Mario Claiborne, 61, lived in Hazel Crest at the time of his June 1991 arrest on charges that he was the leader of a crack cocaine ring that operated on Chicago’s South Side, in the south suburbs and Northwest Indiana.
He was charged with 23 other people, including a co-defendant who had his life sentence commuted in 2016 by President Barack Obama. Authorities in 1991 alleged it was the largest crack cocaine operation in the Chicago area.
Court documents in the case said that the ring, from 1987 until charges were announced, was responsible for sales of more than 880 pounds of cocaine and crack cocaine.
Imprisoned in Greenville, Illinois, northeast of St. Louis, Claiborne, 61, had filed a motion on his own last spring seeking to be released, which was denied by a federal judge in July.

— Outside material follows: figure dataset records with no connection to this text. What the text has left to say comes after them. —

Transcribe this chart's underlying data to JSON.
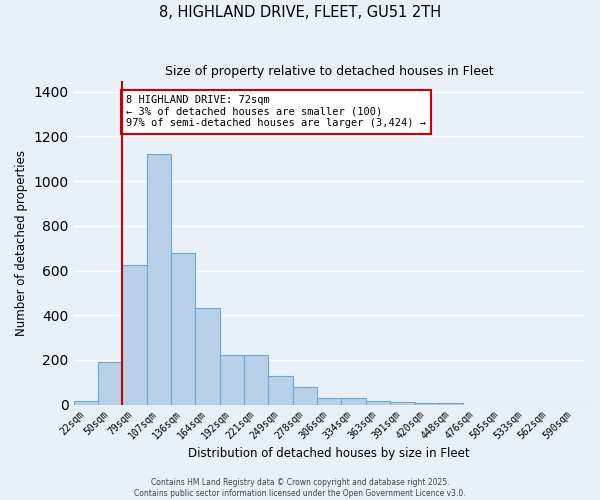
{
  "title1": "8, HIGHLAND DRIVE, FLEET, GU51 2TH",
  "title2": "Size of property relative to detached houses in Fleet",
  "xlabel": "Distribution of detached houses by size in Fleet",
  "ylabel": "Number of detached properties",
  "bar_labels": [
    "22sqm",
    "50sqm",
    "79sqm",
    "107sqm",
    "136sqm",
    "164sqm",
    "192sqm",
    "221sqm",
    "249sqm",
    "278sqm",
    "306sqm",
    "334sqm",
    "363sqm",
    "391sqm",
    "420sqm",
    "448sqm",
    "476sqm",
    "505sqm",
    "533sqm",
    "562sqm",
    "590sqm"
  ],
  "bar_heights": [
    15,
    190,
    625,
    1120,
    680,
    430,
    220,
    220,
    130,
    80,
    30,
    30,
    15,
    10,
    5,
    5,
    0,
    0,
    0,
    0,
    0
  ],
  "bar_color": "#b8d0e8",
  "bar_edge_color": "#6aaad4",
  "background_color": "#e8f0f8",
  "grid_color": "#ffffff",
  "red_line_index": 2,
  "annotation_text": "8 HIGHLAND DRIVE: 72sqm\n← 3% of detached houses are smaller (100)\n97% of semi-detached houses are larger (3,424) →",
  "annotation_box_color": "#ffffff",
  "annotation_box_edge_color": "#cc0000",
  "ylim": [
    0,
    1450
  ],
  "footer1": "Contains HM Land Registry data © Crown copyright and database right 2025.",
  "footer2": "Contains public sector information licensed under the Open Government Licence v3.0."
}
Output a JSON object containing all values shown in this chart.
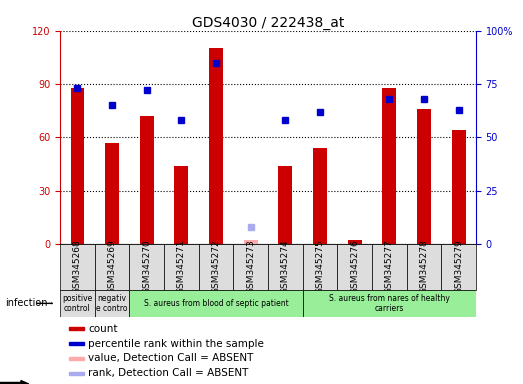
{
  "title": "GDS4030 / 222438_at",
  "samples": [
    "GSM345268",
    "GSM345269",
    "GSM345270",
    "GSM345271",
    "GSM345272",
    "GSM345273",
    "GSM345274",
    "GSM345275",
    "GSM345276",
    "GSM345277",
    "GSM345278",
    "GSM345279"
  ],
  "bar_values": [
    88,
    57,
    72,
    44,
    110,
    2,
    44,
    54,
    2,
    88,
    76,
    64
  ],
  "bar_absent": [
    false,
    false,
    false,
    false,
    false,
    true,
    false,
    false,
    false,
    false,
    false,
    false
  ],
  "rank_values": [
    73,
    65,
    72,
    58,
    85,
    8,
    58,
    62,
    null,
    68,
    68,
    63
  ],
  "rank_absent": [
    false,
    false,
    false,
    false,
    false,
    true,
    false,
    false,
    true,
    false,
    false,
    false
  ],
  "bar_color": "#cc0000",
  "bar_absent_color": "#ffaaaa",
  "rank_color": "#0000cc",
  "rank_absent_color": "#aaaaee",
  "ylim_left": [
    0,
    120
  ],
  "ylim_right": [
    0,
    100
  ],
  "yticks_left": [
    0,
    30,
    60,
    90,
    120
  ],
  "yticks_right": [
    0,
    25,
    50,
    75,
    100
  ],
  "ytick_labels_right": [
    "0",
    "25",
    "50",
    "75",
    "100%"
  ],
  "groups": [
    {
      "label": "positive\ncontrol",
      "start": 0,
      "end": 1,
      "color": "#dddddd"
    },
    {
      "label": "negativ\ne contro",
      "start": 1,
      "end": 2,
      "color": "#dddddd"
    },
    {
      "label": "S. aureus from blood of septic patient",
      "start": 2,
      "end": 7,
      "color": "#99ee99"
    },
    {
      "label": "S. aureus from nares of healthy\ncarriers",
      "start": 7,
      "end": 12,
      "color": "#99ee99"
    }
  ],
  "infection_label": "infection",
  "legend_items": [
    {
      "label": "count",
      "color": "#cc0000"
    },
    {
      "label": "percentile rank within the sample",
      "color": "#0000cc"
    },
    {
      "label": "value, Detection Call = ABSENT",
      "color": "#ffaaaa"
    },
    {
      "label": "rank, Detection Call = ABSENT",
      "color": "#aaaaee"
    }
  ],
  "bar_width": 0.4,
  "title_fontsize": 10,
  "tick_fontsize": 7,
  "legend_fontsize": 7.5
}
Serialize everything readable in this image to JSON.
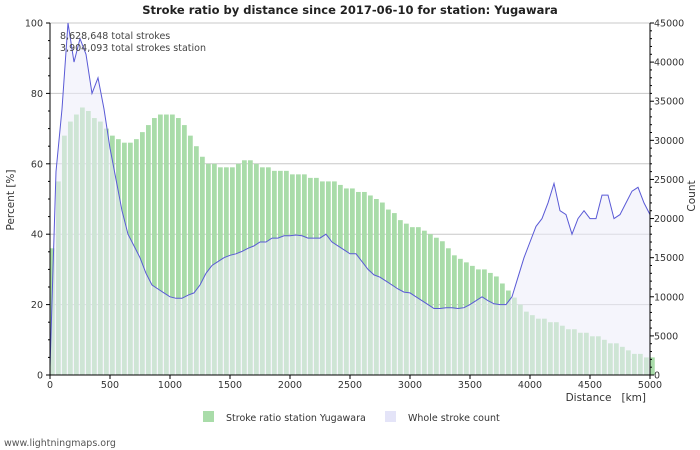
{
  "chart_data": {
    "type": "bar",
    "title": "Stroke ratio by distance since 2017-06-10 for station: Yugawara",
    "annotations": [
      "8,628,648 total strokes",
      "3,904,093 total strokes station"
    ],
    "xlabel": "Distance   [km]",
    "ylabel": "Percent   [%]",
    "y2label": "Count",
    "xlim": [
      0,
      5000
    ],
    "ylim": [
      0,
      100
    ],
    "y2lim": [
      0,
      45000
    ],
    "x_ticks": [
      0,
      500,
      1000,
      1500,
      2000,
      2500,
      3000,
      3500,
      4000,
      4500,
      5000
    ],
    "y_ticks": [
      0,
      20,
      40,
      60,
      80,
      100
    ],
    "y2_ticks": [
      0,
      5000,
      10000,
      15000,
      20000,
      25000,
      30000,
      35000,
      40000,
      45000
    ],
    "grid": true,
    "legend_position": "bottom",
    "series": [
      {
        "name": "Stroke ratio station Yugawara",
        "kind": "bar",
        "axis": "left",
        "color": "#a9dca9",
        "x": [
          0,
          50,
          100,
          150,
          200,
          250,
          300,
          350,
          400,
          450,
          500,
          550,
          600,
          650,
          700,
          750,
          800,
          850,
          900,
          950,
          1000,
          1050,
          1100,
          1150,
          1200,
          1250,
          1300,
          1350,
          1400,
          1450,
          1500,
          1550,
          1600,
          1650,
          1700,
          1750,
          1800,
          1850,
          1900,
          1950,
          2000,
          2050,
          2100,
          2150,
          2200,
          2250,
          2300,
          2350,
          2400,
          2450,
          2500,
          2550,
          2600,
          2650,
          2700,
          2750,
          2800,
          2850,
          2900,
          2950,
          3000,
          3050,
          3100,
          3150,
          3200,
          3250,
          3300,
          3350,
          3400,
          3450,
          3500,
          3550,
          3600,
          3650,
          3700,
          3750,
          3800,
          3850,
          3900,
          3950,
          4000,
          4050,
          4100,
          4150,
          4200,
          4250,
          4300,
          4350,
          4400,
          4450,
          4500,
          4550,
          4600,
          4650,
          4700,
          4750,
          4800,
          4850,
          4900,
          4950,
          5000
        ],
        "values": [
          36,
          55,
          68,
          72,
          74,
          76,
          75,
          73,
          72,
          70,
          68,
          67,
          66,
          66,
          67,
          69,
          71,
          73,
          74,
          74,
          74,
          73,
          71,
          68,
          65,
          62,
          60,
          60,
          59,
          59,
          59,
          60,
          61,
          61,
          60,
          59,
          59,
          58,
          58,
          58,
          57,
          57,
          57,
          56,
          56,
          55,
          55,
          55,
          54,
          53,
          53,
          52,
          52,
          51,
          50,
          49,
          47,
          46,
          44,
          43,
          42,
          42,
          41,
          40,
          39,
          38,
          36,
          34,
          33,
          32,
          31,
          30,
          30,
          29,
          28,
          26,
          24,
          22,
          20,
          18,
          17,
          16,
          16,
          15,
          15,
          14,
          13,
          13,
          12,
          12,
          11,
          11,
          10,
          9,
          9,
          8,
          7,
          6,
          6,
          5,
          5
        ]
      },
      {
        "name": "Whole stroke count",
        "kind": "area",
        "axis": "right",
        "color": "#ececfa",
        "line_color": "#5a5ad6",
        "x": [
          0,
          50,
          100,
          150,
          200,
          250,
          300,
          350,
          400,
          450,
          500,
          550,
          600,
          650,
          700,
          750,
          800,
          850,
          900,
          950,
          1000,
          1050,
          1100,
          1150,
          1200,
          1250,
          1300,
          1350,
          1400,
          1450,
          1500,
          1550,
          1600,
          1650,
          1700,
          1750,
          1800,
          1850,
          1900,
          1950,
          2000,
          2050,
          2100,
          2150,
          2200,
          2250,
          2300,
          2350,
          2400,
          2450,
          2500,
          2550,
          2600,
          2650,
          2700,
          2750,
          2800,
          2850,
          2900,
          2950,
          3000,
          3050,
          3100,
          3150,
          3200,
          3250,
          3300,
          3350,
          3400,
          3450,
          3500,
          3550,
          3600,
          3650,
          3700,
          3750,
          3800,
          3850,
          3900,
          3950,
          4000,
          4050,
          4100,
          4150,
          4200,
          4250,
          4300,
          4350,
          4400,
          4450,
          4500,
          4550,
          4600,
          4650,
          4700,
          4750,
          4800,
          4850,
          4900,
          4950,
          5000
        ],
        "values": [
          1000,
          26000,
          34000,
          45000,
          40000,
          43000,
          41000,
          36000,
          38000,
          34000,
          29000,
          25000,
          21000,
          18000,
          16500,
          15000,
          13000,
          11500,
          11000,
          10500,
          10000,
          9800,
          9800,
          10200,
          10500,
          11500,
          13000,
          14000,
          14500,
          15000,
          15300,
          15500,
          15800,
          16200,
          16500,
          17000,
          17000,
          17500,
          17500,
          17800,
          17800,
          17900,
          17800,
          17500,
          17500,
          17500,
          18000,
          17000,
          16500,
          16000,
          15500,
          15500,
          14500,
          13500,
          12800,
          12500,
          12000,
          11500,
          11000,
          10600,
          10500,
          10000,
          9500,
          9000,
          8500,
          8500,
          8600,
          8600,
          8500,
          8600,
          9000,
          9500,
          10000,
          9500,
          9100,
          9000,
          9000,
          10000,
          12500,
          15000,
          17000,
          19000,
          20000,
          22000,
          24500,
          21000,
          20500,
          18000,
          20000,
          21000,
          20000,
          20000,
          23000,
          23000,
          20000,
          20500,
          22000,
          23500,
          24000,
          22000,
          20500
        ]
      }
    ]
  },
  "footer": {
    "credit": "www.lightningmaps.org"
  }
}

He has been incarcerated since his 1991 arrest.
In a brief statement announcing the commutation, the outgoing president noted that during his time in prison “Claiborne has maintained clear conduct” and has “completed rehabilitative programming, including drug education.”
In October 1991, Claiborne entered into a plea agreement under which he agreed to testify against some of the other defendants, according to court records.
However, when it came time for him to testify he said he couldn’t remember certain information and alleged he was testifying under duress in that members of his family had been threatened by representatives of various government agencies, including drug enforcement and the Internal Revenue Service, records showed.
Claiborne told prosecutors he wasn’t able to testify about certain events because excessive drug use had resulted in memory failure, according to court documents.
The plea agreement was subsequently revoked and Claiborne was convicted by a jury of 20 drug-related counts and sentenced in May 1994. The government had also moved to seize assets alleged to have been purchased with drug sale profits, including homes Claiborne owned in Dolton and Hazel Crest.
In March 2017, a federal judge denied a prior motion by Claiborne for a sentence reduction. The COVID-19 pandemic prompted a motion by the inmate last May also seeking early release.
In his handwritten motion, Claiborne said he feared the coronavirus “will sweep through this prison as it has others,” and cited poor health as putting him at higher risk of contracting the virus.
In a response to Claiborne’s motion, Assistant U.S. Attorney Diane MacArthur wrote that Claiborne had not exhausted the administrative appeals process through the federal bureau of prisons and there were no records he had sought early release from the bureau.
MacArthur also noted the prison system had taken measures to control the virus’ spread within penitentiaries and Claiborne did not show any “extraordinary and compelling reasons” to warrant his release.
An early release “would deprecate the seriousness of Claiborne’s offense and undermine the sentence’s deterrent value,” MacArthur wrote in asking the court to deny the request for release.